There have been tools to automate this process for over a decade, I remember back in the mid 90s it was one of the first things I thought to try when I discovered the web... "I want this whole website on my local machine, how?"
Crawling a whole website is bad form for a user to do. It wastes bandwidth, costs the website owner money. But search engines and archive sites like the Internet Archive do it all the time.
And yet, even for web site owners that do want their users to be able to download their whole site as a single package for archiving or knowledge sharing purposes, there is no easy way to do this without manually creating a package.
Personally I'd love to provide a big fat ZIP file of all the HTML on my Faith No More gig database. But all the HTML is generated by code. In order to provide a package I'd have to download everything, zip it, then upload it again.

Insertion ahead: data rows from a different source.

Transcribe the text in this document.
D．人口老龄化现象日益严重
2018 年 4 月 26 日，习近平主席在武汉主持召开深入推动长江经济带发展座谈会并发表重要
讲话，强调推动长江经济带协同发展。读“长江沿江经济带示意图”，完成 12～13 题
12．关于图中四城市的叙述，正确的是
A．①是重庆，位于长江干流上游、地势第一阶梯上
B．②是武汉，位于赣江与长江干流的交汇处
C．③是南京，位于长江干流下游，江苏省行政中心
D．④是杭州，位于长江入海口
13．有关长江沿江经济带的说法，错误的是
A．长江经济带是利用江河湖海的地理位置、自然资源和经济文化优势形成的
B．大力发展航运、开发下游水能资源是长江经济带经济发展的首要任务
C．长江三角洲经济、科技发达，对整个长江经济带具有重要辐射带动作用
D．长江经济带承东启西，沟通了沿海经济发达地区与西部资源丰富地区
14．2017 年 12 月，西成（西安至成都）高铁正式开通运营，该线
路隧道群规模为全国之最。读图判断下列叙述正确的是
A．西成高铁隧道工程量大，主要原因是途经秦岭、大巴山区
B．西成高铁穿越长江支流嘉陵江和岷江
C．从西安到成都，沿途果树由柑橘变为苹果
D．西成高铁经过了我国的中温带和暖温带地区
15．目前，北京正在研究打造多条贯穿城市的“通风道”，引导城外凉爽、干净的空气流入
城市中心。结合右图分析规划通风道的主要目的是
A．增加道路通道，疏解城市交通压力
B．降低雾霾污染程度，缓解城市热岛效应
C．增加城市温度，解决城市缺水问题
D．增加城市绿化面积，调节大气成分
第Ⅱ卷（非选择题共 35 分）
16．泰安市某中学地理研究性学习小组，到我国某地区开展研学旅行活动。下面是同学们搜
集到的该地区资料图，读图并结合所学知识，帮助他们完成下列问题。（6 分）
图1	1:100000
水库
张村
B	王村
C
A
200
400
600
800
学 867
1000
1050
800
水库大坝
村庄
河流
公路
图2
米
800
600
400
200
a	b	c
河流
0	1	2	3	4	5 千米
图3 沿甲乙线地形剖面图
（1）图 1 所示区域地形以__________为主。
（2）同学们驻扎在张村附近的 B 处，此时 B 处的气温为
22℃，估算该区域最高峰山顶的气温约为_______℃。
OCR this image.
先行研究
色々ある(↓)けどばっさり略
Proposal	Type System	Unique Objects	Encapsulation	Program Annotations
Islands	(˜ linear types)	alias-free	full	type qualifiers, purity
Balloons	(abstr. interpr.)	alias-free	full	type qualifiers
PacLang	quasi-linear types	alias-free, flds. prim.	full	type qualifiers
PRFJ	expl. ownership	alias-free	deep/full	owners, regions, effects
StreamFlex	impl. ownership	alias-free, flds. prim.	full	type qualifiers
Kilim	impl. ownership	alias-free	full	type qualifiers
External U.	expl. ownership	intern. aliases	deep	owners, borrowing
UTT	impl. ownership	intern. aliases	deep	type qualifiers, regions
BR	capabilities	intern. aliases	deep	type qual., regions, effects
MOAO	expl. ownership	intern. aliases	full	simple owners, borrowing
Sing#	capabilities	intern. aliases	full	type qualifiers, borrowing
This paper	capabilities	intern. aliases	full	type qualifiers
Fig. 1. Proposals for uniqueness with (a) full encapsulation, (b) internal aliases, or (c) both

It's far more difficult for those websites (the majority I expect) that are database driven and have no 100% meaningful "static" version to provide as a download. And I'd expect most commercial website would prefer you didn't.
Wouldn't it be nice if there was a standard protocol for downloading a whole site that could be easily coded?
But maybe that isn't even necessary. Maybe it's a service Google could offer? A link next to their "cache" button, "Download whole site". Imagine the copyright carnage that would cause?! It should be opt-in of course...
Certainly I don't provide a big download of this site or any other because the care-factor to effort ratio just isn't compelling enough. Who'd want this whole site on their local machine? That's... silly. And of course, it's always going to be here init?
But I'm not sure Dave cares so much about the data. I think the ultimate aim of the desired service would be to keep the site running, the URL, the location, for eternity. The ultimate cyber squatting. Cold storage for your brain.
It would be nice to think your efforts remained part of history after your death. If you wrote a book, at the least it might be published and placed in a library for all time.
Your blog could easily die along with you within months. That is what Dave would like to prevent, and as yet there is no direct service available to prevent that happening.